Intermittent fasting has been in the zeitgeist lately it seems, and for good reason; people the world over are reporting increases in energy, weight-loss, mental clarity and more. But is it safe? And how long can you fast for? This case study provides some very interesting insights. Of course, the obvious limitation of a case study is that N equals 1. However, I still think that case studies can be very useful in certain situations. This is one of these situations, as the methodology in this study was rather extreme. If you’d rather see the video breakdown of this, click here.

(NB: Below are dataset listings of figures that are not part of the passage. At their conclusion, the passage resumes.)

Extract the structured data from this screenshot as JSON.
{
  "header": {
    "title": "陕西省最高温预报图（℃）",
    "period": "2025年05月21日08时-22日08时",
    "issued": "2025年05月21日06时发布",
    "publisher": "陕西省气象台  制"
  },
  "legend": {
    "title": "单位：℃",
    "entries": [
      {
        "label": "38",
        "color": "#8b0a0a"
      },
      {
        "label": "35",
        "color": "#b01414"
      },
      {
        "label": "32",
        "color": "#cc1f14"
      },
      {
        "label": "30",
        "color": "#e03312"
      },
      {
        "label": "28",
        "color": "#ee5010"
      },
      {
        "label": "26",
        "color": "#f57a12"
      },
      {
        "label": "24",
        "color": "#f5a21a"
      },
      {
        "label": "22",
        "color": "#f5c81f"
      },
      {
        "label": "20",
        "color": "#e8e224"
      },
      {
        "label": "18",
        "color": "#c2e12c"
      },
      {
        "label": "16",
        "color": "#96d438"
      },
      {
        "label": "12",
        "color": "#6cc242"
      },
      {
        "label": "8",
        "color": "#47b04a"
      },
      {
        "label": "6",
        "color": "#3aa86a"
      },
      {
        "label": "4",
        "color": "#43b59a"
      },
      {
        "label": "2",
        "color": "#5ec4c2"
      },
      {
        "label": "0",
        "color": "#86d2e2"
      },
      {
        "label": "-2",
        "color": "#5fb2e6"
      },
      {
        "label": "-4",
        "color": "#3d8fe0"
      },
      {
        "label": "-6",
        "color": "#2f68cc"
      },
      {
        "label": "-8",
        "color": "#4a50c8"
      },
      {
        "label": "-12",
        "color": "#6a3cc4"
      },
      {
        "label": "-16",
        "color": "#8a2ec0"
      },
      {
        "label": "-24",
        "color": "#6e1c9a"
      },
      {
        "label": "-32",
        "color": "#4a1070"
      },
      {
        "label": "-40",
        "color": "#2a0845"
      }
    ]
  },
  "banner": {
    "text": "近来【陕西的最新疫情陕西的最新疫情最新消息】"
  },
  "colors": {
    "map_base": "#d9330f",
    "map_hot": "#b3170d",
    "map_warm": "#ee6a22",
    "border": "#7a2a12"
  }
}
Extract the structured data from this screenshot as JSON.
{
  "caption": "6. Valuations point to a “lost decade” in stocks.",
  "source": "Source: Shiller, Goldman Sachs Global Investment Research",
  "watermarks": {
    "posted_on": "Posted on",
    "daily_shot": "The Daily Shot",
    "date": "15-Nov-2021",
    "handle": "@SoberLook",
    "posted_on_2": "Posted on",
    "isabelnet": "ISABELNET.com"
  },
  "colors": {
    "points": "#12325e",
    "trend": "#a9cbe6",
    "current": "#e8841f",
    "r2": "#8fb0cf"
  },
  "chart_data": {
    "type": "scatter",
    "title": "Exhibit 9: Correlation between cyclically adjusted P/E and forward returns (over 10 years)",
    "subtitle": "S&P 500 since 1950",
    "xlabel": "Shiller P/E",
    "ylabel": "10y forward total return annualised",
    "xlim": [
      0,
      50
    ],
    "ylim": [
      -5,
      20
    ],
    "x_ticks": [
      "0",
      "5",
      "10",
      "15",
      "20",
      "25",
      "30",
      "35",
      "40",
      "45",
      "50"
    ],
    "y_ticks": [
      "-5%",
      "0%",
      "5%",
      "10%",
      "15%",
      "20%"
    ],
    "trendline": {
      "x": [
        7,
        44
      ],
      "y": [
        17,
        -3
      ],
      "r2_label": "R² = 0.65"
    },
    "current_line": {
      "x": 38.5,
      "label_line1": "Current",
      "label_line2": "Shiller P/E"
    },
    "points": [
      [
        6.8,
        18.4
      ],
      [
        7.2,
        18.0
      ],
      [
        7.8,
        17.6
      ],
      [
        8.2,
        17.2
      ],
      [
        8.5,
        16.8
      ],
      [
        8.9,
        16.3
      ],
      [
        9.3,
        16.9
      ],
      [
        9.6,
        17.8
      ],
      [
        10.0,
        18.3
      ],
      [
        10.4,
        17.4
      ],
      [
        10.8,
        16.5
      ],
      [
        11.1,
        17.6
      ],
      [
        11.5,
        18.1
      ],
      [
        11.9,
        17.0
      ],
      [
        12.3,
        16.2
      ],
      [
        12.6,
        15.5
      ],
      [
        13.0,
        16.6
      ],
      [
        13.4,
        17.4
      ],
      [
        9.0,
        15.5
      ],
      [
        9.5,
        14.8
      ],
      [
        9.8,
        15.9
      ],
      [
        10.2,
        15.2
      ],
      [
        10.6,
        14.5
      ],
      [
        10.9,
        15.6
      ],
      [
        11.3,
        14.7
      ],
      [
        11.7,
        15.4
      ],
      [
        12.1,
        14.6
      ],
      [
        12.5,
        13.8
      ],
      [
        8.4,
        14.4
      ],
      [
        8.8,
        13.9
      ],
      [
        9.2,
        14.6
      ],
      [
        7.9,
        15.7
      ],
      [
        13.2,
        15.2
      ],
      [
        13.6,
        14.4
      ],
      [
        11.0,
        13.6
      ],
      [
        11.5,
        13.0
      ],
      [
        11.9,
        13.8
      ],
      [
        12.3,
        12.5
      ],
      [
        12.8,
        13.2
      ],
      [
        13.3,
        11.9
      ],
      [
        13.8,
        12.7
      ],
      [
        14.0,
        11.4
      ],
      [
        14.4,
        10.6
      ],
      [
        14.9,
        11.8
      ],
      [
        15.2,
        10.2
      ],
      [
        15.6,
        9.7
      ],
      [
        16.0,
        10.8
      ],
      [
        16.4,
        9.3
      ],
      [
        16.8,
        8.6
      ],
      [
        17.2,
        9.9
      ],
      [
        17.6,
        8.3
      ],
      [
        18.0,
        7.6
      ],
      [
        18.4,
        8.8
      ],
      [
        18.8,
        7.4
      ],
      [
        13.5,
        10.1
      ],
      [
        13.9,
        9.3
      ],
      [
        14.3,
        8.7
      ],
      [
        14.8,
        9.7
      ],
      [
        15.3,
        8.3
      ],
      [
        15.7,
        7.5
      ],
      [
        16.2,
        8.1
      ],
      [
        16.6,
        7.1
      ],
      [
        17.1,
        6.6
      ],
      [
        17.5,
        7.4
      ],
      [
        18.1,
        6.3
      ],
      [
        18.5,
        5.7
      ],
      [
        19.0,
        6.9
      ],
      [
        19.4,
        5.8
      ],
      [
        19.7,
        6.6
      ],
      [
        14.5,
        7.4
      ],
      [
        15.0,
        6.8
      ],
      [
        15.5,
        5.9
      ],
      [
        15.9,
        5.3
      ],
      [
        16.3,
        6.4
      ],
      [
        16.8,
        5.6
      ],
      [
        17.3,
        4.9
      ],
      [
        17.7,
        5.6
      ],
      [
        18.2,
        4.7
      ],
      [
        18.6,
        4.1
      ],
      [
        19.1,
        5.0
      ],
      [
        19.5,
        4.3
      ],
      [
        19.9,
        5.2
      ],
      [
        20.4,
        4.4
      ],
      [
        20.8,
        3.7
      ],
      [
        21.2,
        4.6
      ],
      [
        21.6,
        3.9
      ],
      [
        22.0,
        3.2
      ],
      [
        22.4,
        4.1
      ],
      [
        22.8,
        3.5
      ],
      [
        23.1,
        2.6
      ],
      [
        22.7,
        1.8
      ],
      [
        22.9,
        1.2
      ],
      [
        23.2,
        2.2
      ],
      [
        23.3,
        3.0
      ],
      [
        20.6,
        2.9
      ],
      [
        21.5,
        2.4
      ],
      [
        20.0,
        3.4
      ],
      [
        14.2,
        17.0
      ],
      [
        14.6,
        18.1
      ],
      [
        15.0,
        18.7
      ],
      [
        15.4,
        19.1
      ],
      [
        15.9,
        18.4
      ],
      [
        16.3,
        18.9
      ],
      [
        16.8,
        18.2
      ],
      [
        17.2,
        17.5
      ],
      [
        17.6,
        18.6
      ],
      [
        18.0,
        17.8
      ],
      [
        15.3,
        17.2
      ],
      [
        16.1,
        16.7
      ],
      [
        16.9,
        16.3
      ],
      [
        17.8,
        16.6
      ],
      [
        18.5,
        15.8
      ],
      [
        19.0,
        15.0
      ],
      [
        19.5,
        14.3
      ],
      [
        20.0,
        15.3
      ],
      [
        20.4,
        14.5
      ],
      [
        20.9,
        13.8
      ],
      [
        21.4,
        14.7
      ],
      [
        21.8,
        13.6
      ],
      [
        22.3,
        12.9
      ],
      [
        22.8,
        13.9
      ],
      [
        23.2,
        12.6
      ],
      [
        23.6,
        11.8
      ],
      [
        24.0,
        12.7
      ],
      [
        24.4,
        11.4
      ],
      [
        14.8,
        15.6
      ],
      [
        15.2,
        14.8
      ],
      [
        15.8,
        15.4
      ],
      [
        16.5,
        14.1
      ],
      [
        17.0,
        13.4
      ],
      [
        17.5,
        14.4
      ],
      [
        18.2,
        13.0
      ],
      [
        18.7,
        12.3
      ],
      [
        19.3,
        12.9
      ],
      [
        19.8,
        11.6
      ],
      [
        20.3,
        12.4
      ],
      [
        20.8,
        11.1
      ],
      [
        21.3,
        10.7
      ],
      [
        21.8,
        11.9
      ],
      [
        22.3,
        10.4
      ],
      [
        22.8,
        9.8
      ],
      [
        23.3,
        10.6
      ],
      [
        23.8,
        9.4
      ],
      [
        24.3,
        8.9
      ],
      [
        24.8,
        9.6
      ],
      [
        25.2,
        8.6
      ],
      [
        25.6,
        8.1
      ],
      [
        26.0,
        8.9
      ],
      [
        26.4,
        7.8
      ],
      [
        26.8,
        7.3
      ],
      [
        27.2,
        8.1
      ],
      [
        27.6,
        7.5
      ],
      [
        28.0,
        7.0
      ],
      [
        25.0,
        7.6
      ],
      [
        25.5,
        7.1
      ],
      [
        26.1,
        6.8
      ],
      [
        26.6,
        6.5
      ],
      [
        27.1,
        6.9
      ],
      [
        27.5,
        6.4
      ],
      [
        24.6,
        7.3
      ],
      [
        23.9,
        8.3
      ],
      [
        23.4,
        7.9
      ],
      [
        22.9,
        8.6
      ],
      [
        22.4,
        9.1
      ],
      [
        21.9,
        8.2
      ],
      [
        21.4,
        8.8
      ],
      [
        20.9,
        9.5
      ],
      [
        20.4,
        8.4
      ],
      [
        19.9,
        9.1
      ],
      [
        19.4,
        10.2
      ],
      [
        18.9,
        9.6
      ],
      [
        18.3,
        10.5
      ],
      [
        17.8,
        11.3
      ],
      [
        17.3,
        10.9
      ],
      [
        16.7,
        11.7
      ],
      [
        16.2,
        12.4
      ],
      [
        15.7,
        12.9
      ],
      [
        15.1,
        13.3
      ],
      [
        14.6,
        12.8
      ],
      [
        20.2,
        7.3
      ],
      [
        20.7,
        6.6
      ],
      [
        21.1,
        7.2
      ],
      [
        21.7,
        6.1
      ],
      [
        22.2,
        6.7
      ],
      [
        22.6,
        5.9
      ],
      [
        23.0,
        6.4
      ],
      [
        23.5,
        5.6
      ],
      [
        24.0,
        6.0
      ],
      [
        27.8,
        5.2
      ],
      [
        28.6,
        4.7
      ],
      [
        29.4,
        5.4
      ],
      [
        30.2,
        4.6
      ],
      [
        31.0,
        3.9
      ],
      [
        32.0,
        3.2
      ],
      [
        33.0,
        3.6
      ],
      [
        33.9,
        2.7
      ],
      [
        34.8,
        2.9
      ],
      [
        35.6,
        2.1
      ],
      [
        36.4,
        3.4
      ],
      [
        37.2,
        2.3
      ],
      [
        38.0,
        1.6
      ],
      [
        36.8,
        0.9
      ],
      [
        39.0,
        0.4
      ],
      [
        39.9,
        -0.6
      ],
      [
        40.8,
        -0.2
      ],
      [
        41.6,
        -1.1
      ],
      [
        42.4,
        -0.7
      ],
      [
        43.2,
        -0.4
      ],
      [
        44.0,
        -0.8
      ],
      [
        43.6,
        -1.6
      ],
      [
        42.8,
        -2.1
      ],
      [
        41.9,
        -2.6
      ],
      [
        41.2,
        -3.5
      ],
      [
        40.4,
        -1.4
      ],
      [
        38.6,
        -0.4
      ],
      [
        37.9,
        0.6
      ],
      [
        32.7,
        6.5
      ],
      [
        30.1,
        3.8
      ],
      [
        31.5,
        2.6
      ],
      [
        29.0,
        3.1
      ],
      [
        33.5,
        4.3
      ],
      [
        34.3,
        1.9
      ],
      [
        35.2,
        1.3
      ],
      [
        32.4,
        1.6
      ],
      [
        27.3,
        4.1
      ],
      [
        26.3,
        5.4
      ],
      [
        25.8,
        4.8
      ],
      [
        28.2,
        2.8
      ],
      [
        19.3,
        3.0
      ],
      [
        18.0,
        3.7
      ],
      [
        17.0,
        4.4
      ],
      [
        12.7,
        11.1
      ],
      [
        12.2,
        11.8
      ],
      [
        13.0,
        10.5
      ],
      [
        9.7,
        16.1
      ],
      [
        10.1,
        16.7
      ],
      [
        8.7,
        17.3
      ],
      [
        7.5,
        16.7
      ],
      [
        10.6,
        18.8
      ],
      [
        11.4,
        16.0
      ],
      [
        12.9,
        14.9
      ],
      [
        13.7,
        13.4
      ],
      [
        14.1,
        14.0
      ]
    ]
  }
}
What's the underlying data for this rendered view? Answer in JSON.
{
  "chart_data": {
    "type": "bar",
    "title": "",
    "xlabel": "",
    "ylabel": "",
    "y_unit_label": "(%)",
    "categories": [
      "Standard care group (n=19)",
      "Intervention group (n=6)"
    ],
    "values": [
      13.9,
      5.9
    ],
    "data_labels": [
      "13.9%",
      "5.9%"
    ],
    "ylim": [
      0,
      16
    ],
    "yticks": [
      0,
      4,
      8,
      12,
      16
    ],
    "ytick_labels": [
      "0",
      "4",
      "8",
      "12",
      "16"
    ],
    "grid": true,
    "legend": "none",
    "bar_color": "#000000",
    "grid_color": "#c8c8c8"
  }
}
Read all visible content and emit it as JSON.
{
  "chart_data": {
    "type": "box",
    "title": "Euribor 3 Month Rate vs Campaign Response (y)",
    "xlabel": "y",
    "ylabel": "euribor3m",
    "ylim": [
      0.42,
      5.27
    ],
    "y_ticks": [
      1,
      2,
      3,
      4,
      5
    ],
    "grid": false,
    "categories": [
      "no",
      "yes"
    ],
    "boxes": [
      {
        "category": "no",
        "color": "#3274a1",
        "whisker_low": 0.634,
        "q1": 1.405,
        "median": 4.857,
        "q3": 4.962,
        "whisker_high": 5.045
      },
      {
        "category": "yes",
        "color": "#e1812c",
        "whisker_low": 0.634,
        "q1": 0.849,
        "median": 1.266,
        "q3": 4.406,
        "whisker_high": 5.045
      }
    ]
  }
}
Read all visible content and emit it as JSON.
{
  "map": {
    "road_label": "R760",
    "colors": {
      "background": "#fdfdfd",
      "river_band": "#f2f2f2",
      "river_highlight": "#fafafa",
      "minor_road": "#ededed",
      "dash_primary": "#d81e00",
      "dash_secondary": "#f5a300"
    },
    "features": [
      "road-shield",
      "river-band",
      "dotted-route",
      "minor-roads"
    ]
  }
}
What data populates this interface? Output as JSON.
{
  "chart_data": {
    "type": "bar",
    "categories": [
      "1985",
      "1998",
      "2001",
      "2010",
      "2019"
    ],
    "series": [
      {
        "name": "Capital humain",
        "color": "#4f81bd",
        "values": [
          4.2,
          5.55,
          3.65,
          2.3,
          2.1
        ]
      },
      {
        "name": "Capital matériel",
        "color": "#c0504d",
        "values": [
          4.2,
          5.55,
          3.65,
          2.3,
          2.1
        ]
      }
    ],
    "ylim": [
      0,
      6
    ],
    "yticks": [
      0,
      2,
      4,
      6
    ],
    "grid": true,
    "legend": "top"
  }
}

The study was on a man of 27 years, who weighed 456 pounds before beginning. The methods were very simple: he would fast. In fact, he fasted for 382 days straight. He was allowed to consume “non caloric fluids ad-libidum.” (1). He was given a multivitamin for all 382 days, yeast and vitamin C for the initial 3 months, and paladac (a multivitamin used to treat vitamin deficiencies) for the final three months. He was also given potassium supplements between day 93 and day 162, and sodium supplements from day 345 to day 355. He was an inpatient for a period of time, but then allowed to live on his own.
So, what happened? Well, he didn’t die. In fact, “…fasting in this
patient had no ill-effects.” (1). He also lost 276 pounds, going from 456 pounds to 180 pounds. After 5 years, his weight was stable at 196 pounds.
Here’s where this gets pretty damn interesting. His blood glucose decreased “systematically” and stayed at about 30mg/100ml. As a reference, a diabetic with hypoglycemia may have a blood sugar of less than 70mg/100ml. However, the patient ” remained symptom-free, felt well and walked about normally” (1). Basically, he should have been extremely tired, shaky and irritable due to low blood sugar. So why wasn’t he? Ketosis. When carbohydrates are restricted to usually 5-10% of calories, the body will enter ketosis and begin to use its stored fat for energy. The same thing happens when you eat nothing. Of course fasts of this length should be very carefully considered, and they would only be applicable in subjects who have considerable amounts of weight to lose. However, this case study provides some very interesting insight into common claims regarding starvation and the way the human body works. Food for thought.